Active and passive tobacco smoking accounts for most cases, the smoker/non-smoker ratio is 9:2. Exposition to radon, arsenic, nickel, sulfur, chromium, asbestos, ionizing radiation, chemical carcinogens and preexisting lung disease and family history of malignant disease are additional risk factors. Poor prognosis is mostly based on late diagnosis, early stages are mostly asymptomatic. High-risk patients should therefore be screened with low-dose CT.

Symptoms and signs can be subdivided into 3 groups:

-        Intrathoracic – new onset of chronic cough or changes in already present chronic cough, recurrent pneumonia, hemoptysis, dyspnea (caused by the actual tumor or malignant pleural effusion), chest pain, superior vena cava syndrome, hoarseness, dysphagia, secondary anemia and weight loss. Apical neoplasia (Pancoast tumor) may invade brachial nerve plexus causing arm pain or sympathetic nerves causing Horner sign. This so-called Pancoast syndrome is the sign of advanced disease.

-        Extrathoracic or metastatic – depending on the site of metastases. Neurological and psychiatric signs. Bone pain and pathologic fracture. Anemia due to bone marrow infiltration. Icterus in liver metastases.

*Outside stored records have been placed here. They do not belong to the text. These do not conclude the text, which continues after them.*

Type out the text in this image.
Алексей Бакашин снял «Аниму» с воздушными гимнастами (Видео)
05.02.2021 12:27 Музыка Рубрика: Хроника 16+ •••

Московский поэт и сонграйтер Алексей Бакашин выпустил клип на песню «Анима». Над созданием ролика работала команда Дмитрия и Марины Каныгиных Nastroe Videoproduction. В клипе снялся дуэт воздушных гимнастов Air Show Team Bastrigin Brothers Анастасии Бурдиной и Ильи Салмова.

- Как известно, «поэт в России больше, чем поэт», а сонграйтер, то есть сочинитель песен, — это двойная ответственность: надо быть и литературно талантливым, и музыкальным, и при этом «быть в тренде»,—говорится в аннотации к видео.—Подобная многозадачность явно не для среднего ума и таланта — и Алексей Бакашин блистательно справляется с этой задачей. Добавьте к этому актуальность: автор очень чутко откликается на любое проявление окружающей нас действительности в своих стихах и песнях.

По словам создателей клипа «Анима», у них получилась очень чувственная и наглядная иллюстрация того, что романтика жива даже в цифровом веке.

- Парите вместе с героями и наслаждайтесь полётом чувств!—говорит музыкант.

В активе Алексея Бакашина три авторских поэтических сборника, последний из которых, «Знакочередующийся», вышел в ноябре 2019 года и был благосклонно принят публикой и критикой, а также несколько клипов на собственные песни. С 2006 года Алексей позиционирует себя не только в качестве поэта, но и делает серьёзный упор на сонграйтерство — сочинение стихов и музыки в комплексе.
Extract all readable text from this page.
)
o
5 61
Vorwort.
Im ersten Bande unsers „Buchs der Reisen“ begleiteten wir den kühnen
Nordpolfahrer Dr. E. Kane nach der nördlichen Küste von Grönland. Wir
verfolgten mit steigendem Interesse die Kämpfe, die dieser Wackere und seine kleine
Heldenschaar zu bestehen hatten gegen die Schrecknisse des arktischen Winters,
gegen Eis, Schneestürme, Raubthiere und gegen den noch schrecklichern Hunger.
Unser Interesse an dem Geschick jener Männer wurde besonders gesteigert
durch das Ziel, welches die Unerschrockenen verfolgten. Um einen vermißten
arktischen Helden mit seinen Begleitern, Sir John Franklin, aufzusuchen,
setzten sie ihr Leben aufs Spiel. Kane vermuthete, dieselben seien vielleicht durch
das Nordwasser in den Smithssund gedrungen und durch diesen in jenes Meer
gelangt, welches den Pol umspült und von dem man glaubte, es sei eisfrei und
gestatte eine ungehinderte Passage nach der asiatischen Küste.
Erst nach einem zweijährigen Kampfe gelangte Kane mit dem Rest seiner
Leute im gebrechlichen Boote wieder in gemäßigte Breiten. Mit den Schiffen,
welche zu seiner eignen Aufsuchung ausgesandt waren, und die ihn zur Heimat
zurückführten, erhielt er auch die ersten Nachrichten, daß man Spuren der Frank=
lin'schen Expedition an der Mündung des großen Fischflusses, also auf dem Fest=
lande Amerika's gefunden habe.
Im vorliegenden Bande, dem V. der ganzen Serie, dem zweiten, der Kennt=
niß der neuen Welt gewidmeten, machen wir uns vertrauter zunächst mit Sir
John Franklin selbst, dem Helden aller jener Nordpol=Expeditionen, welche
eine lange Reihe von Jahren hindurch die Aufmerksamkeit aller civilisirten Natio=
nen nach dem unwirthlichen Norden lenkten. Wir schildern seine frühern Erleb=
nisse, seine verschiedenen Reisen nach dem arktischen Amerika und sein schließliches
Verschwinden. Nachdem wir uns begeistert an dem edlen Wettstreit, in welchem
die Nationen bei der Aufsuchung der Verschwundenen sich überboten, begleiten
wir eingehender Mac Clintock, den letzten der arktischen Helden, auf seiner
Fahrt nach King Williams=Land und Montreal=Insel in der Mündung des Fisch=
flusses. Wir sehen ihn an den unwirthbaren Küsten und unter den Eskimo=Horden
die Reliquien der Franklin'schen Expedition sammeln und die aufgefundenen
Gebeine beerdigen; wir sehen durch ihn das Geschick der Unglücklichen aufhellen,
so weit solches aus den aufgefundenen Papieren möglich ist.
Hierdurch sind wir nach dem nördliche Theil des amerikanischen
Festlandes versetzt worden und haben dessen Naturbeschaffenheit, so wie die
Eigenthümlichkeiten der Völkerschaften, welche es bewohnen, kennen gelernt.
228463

-        Paraneoplastic – tumor cell may produce various hormones causing wide range of symptoms and signs. Hypercalcemia and hypophosphatemia (parathormone), hyponatremia (vasopressin), Cushing syndrome and hypokalemia (ACTH). Skin changes, neuropathy, myasthenia, migrating thrombophlebitis, finger clubbing.

Therapy

Oncological boards work as multi-disciplinary bodies at oncological centers and designate individualized treatment plans based on patients’ age, performance status, medical conditions and disease staging. Small lung cell cancer, metastatic in most cases at the time of diagnosis, rarely benefits from surgical intervention and chemotherapy is the mainstay of treatment. Early stages of non-small cell lung cancer are considered for radical surgery, with or without subsequent (adjuvant) chemotherapy. Boarder line stages may undergo neoadjuvant oncological therapy, restaging and possibly surgery with adjuvant treatment. Advanced stages are treated with chemo and radiotherapy only. Specific gene mutations like EGFR, ALK, ROS or PDL-1, if proven by specialized assays, may well be targeted with biologic therapy in palliative intent.